Limitations & Future Work¶
- The realism of the editing pool is capped by the "basic operation set." If real-world traces come from unmodeled operations (novel ISPs, unknown compression, unique social network pipelines), a domain gap between synthetic and real data may emerge.
- ⚠️ Critical ablation values (marginal gains of SCPP/FM/ATB) and sensitivity to hyperparameters (\(\rho\), \(M\), \(N\), chain length \(m\)) were left for the appendix, making it difficult to assess the exact contribution of each component from the main text alone.
- While the backbone was fixed to EfficientNet, the synergy between stronger backbones and the "data creation" paradigm (i.e., whether better backbones can better absorb \(10^7\) traces) remains to be explored.
- Future directions: Evolving the editing pool from "hand-defined operations" to a learnable distribution or introducing small amounts of real data for semi-supervised calibration to further bridge the synthetic-real gap.
Related Work & Insights¶
- vs. ExifMeta (CVPR'23): Both use language-guided contrastive learning. However, ExifMeta relies on intrinsic metadata as text, models only in-camera traces, and requires 1.5M images. Editprint uses "automatically generated chain text," models both in/out-camera traces, and needs only 10 images.

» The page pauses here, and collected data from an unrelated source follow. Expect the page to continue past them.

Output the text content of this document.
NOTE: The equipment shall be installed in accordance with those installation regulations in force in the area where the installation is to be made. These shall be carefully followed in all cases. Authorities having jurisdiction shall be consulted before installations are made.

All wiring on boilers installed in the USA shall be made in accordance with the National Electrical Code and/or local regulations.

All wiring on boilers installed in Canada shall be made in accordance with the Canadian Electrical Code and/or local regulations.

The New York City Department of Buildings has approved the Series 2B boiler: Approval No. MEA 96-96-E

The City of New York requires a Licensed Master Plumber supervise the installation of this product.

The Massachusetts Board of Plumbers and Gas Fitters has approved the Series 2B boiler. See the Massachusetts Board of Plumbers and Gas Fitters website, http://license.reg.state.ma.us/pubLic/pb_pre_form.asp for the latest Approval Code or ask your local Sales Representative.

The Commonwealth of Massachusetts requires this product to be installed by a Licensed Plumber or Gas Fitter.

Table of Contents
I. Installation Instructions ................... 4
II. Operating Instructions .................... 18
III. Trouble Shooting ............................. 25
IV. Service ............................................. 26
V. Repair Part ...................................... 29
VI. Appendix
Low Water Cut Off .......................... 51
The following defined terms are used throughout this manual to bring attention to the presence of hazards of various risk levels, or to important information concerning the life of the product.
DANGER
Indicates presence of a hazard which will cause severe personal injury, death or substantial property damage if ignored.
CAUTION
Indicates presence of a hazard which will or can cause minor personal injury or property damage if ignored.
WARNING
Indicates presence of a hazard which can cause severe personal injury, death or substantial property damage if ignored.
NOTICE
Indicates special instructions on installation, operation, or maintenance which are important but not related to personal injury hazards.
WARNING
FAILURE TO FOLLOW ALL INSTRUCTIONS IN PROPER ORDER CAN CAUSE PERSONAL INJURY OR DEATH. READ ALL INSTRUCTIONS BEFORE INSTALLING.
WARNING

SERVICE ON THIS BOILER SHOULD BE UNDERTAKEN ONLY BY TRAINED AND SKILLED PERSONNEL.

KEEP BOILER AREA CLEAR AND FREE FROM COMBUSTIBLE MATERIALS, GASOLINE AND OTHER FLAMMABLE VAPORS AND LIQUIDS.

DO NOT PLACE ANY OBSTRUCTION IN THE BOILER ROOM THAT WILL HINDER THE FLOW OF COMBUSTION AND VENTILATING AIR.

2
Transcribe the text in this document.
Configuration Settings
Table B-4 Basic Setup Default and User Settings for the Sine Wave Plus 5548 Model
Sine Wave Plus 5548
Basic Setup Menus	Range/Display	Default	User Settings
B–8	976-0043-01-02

- vs. NoiPri / NoiPri++ (TIFS'20 / CVPR'23): These use self-supervised contrastive learning for camera fingerprints/editing history but remain focused on in-camera traces, leading to poor generalization in SID/SNP. Editprint's inclusion of out-camera operations leads to 10%+ AUC gains in non-camera tasks.
- vs. ForSim (TIFS'20): ForSim learns features based on whether patches should share traces but is similarly limited to camera-related tasks. Editprint extends the "same processing → same fingerprint" assumption to the entire imaging and transmission pipeline via controllable synthesis and text supervision.
Rating¶
- Novelty: ⭐⭐⭐⭐⭐ The "raw + controllable editing pool + operation-to-text" approach is a substantial restructuring of the self-supervised forensics paradigm.
- Experimental Thoroughness: ⭐⭐⭐⭐ Coverage of SID/SNP/CSI across multiple datasets and baselines is thorough, though moving core ablations to the appendix limits verification of component gains.
- Writing Quality: ⭐⭐⭐⭐⭐ The motivation-design-formula chain is clear, with each design mapping to a specific pain point.
- Value: ⭐⭐⭐⭐⭐ Lowering data requirements by 5 orders of magnitude while rivaling supervised methods provides an immediate, high-value baseline for the forensic community.